When she opened the door to go out for firewood, she heard a sharp crack as the ice sealing the door split. One look at the slick sidewalk made her think better of going outside. What if she fell and broke a leg? Who would find her? The dog ran past her, spreading his paws to give him more traction on the ice, but when all four legs slid out from under him, he turned around and came back in, avoiding her gaze.
She closed off the rest of the house, drained the pipes in the bathroom and kitchen so they wouldn’t freeze when the cold began to fill the house, and started a small fire in the fireplace. Sometimes the power stayed out for a couple of days. In a way it was pleasant, this containment within a small center of warmth by the fireplace, with nothing to do. These last weeks since Wilson’s accident, the simplest thing had been an effort.
After the confrontation with his parents, she had been afraid to return to the hospital. Instead, she had gone into town nearly every day so that she could use the ph
one to call Lou Walsh and find out how Wilson was. He had been badly shaken up, but mercifully, Lou had told her, no bones had been broken. Their greatest concern had been the possibility of a head injury. There had been headaches and for a few days a memory loss, but gradually these symptoms had cleared up. The day before yesterday Lou had told her that Wilson had been doing so well he had been allowed to go home.
Driving by the Catchners’ house on her way home from town, Frances had peered through the lighted windows, hoping against hope for a glimpse of Wilson, but the living room, which faced the road, had been empty. She would probably never see Wilson at her cabin again, but that was a small price to pay for his recovery.
She slept for a while, waking to a cold dark room. The fire was out. She fed a little of the wood that remained into the dwindling blue flames and lighted a kerosene lamp. Her world had shrunk to a circle of pale yellow light. Familiar objects looked strange. She might be in someone else’s room. It was the shadows, she decided, the way they concealed certain things that had been visible.
She knew she ought to eat some dinner, but she couldn’t bring herself to leave the warmth of the fire for the cold kitchen.
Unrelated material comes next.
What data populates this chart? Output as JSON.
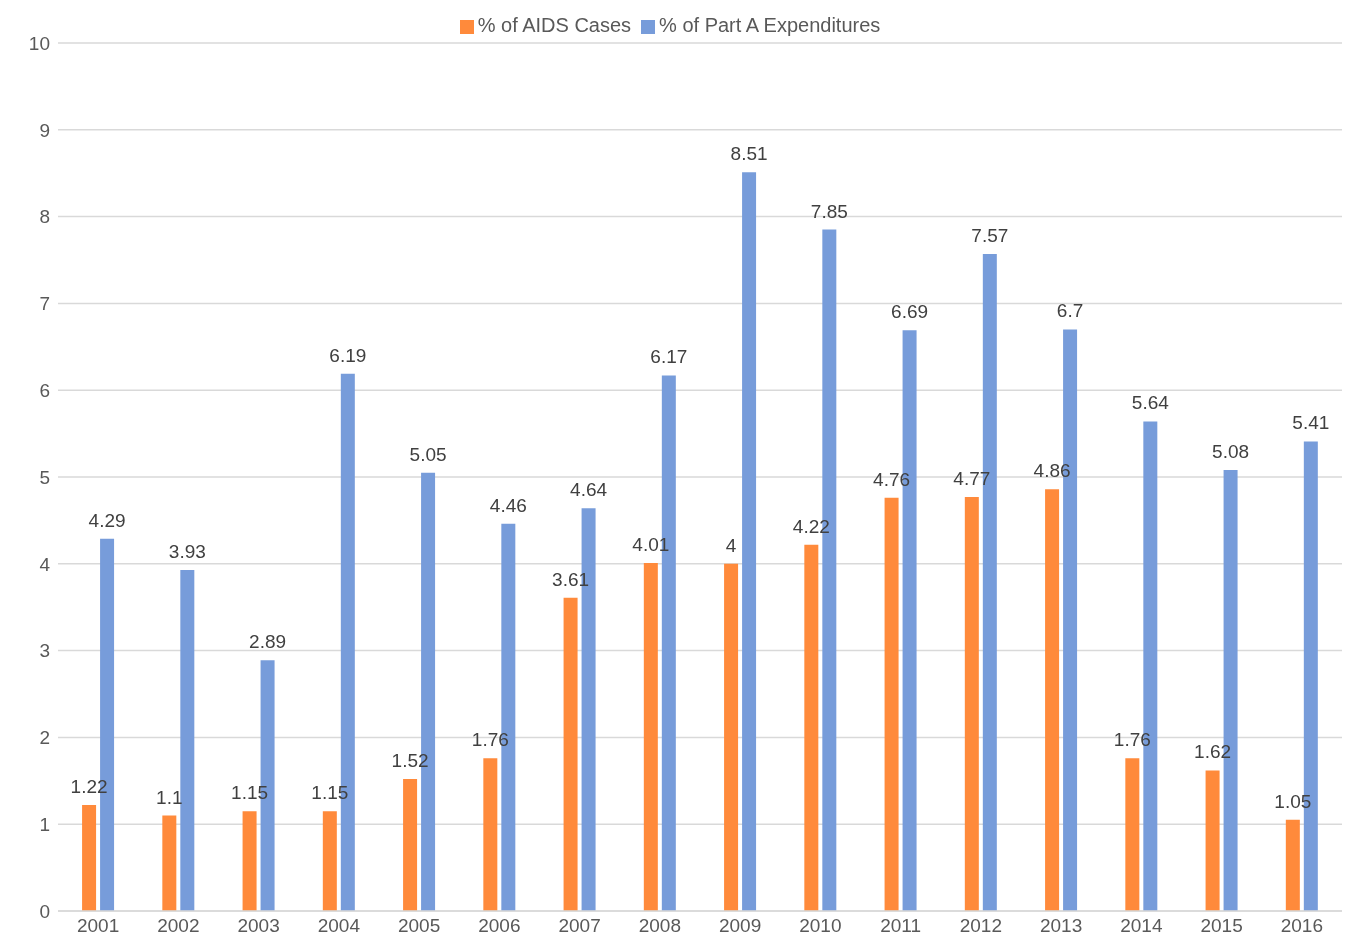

She ate less and less these days. As soon as she thought of food, she thought perversely past the point of its edibility, imagining bread green with mold, butter rancid, meats tinged with putrescent green; even a fresh red apple tasted of soft brown spots and wormholes. She blew out the lamp to conserve kerosene, crept deeper into a coat she had put on that had once belonged to Tom and was long enough to reach down to her feet, and fell asleep. She dreamed she was picking berries in the middle of winter, reaching up high into bare black branches for fruit red as blood. As she bent the branches, she could hear the sheath of ice that coated the twigs breaking into shards. The juice from the fruit covered her thick wool gloves and formed a frozen sugary crust along the edges of her pail.